Kevin has machine learning experience in both a research and an industry setting, and is primarily interested in Bayesian statistics and variational methods. He previously worked on the search ranking team at Google and received a Bachelors and Masters from UC Berkeley in EECS, where he worked on sparse models with application to text data.
Harvey is interested in stochastic optimization and machine learning. He obtained his Ph.D. in electrical engineering from Princeton University, where his doctoral studies focused on approximate dynamic programming, stochastic optimization, and optimal learning; with applications in managing grid-level battery storage. He also holds a B.S. in electrical engineering from University of Texas at Austin.
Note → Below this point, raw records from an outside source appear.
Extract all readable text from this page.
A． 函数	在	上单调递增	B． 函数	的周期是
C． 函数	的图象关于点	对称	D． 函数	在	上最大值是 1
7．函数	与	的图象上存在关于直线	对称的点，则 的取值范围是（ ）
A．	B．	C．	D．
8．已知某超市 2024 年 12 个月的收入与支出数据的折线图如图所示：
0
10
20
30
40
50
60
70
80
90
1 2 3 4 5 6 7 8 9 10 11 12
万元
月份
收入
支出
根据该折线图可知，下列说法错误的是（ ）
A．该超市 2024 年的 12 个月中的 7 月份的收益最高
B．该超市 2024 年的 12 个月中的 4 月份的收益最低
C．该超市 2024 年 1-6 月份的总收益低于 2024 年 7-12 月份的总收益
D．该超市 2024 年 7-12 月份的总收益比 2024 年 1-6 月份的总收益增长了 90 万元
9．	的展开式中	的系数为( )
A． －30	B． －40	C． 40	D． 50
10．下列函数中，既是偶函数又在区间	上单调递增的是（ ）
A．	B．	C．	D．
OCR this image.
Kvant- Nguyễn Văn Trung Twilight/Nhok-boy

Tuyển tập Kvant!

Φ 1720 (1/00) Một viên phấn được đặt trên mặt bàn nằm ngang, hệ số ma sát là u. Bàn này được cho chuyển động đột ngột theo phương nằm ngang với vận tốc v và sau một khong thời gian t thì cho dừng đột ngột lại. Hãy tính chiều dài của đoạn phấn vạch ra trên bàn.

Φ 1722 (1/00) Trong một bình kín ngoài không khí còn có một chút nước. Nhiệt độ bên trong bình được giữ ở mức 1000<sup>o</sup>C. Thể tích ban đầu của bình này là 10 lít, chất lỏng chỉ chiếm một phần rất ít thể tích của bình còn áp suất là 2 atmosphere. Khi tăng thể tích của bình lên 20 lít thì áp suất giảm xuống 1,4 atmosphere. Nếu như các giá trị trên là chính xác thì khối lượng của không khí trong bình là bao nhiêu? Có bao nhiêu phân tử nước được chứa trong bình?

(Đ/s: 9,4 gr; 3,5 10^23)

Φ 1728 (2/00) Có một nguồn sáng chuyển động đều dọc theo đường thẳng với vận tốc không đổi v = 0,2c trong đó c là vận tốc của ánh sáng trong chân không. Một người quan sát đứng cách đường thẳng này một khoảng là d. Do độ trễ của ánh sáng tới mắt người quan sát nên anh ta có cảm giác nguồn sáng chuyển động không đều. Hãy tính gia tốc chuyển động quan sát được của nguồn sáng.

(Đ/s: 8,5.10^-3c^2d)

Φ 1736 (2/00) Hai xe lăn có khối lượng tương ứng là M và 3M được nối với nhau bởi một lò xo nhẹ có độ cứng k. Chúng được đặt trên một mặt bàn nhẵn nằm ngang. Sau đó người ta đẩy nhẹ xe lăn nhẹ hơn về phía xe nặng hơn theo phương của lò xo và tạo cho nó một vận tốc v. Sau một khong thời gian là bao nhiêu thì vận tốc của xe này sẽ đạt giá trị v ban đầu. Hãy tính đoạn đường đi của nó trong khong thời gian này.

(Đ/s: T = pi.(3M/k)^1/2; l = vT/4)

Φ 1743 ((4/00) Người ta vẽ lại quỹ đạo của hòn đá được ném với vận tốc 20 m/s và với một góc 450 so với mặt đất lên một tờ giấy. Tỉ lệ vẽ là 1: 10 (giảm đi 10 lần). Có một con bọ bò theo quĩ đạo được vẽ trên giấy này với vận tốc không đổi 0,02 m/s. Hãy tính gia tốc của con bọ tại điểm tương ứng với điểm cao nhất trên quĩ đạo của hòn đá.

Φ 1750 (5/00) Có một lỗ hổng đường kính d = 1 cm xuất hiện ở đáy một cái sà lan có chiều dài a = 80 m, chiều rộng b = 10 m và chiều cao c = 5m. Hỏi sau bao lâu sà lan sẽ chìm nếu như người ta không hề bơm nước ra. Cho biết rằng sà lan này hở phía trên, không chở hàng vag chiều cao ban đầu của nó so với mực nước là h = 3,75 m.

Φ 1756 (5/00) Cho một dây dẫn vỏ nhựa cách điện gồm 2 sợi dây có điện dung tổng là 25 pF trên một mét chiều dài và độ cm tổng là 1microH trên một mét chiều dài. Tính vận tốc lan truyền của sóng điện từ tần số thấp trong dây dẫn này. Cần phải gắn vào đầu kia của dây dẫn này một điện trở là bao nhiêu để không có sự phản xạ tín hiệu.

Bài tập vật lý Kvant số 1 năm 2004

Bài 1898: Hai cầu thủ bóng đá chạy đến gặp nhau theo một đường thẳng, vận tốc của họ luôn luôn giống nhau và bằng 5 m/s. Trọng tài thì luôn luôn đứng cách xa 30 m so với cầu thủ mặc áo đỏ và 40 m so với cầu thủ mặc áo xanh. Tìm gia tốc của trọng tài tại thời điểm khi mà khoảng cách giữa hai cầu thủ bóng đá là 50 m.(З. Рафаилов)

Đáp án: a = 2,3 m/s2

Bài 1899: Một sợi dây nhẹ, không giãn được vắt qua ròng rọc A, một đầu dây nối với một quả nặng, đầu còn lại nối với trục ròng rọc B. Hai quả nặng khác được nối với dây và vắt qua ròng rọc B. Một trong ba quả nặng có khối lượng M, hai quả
Ruben is an expert in machine learning and robotics with more than 10 years of experience in Bayesian optimization. He is the original author of BayesOpt, a popular open-source Bayesian optimization package. He has published several papers in that topic in top journals and conferences, while developing software that is being used both in academia and industry. He is a professor of Computer Science at the University Center for Defense in Spain. Previously he was a research assistant at the Instituto Superior Tecnico in Lisbon and the University of British Columbia. Ruben holds a PhD in Computer Science and a MS in Electrical and Mechanical Engineering from the University of Zaragoza.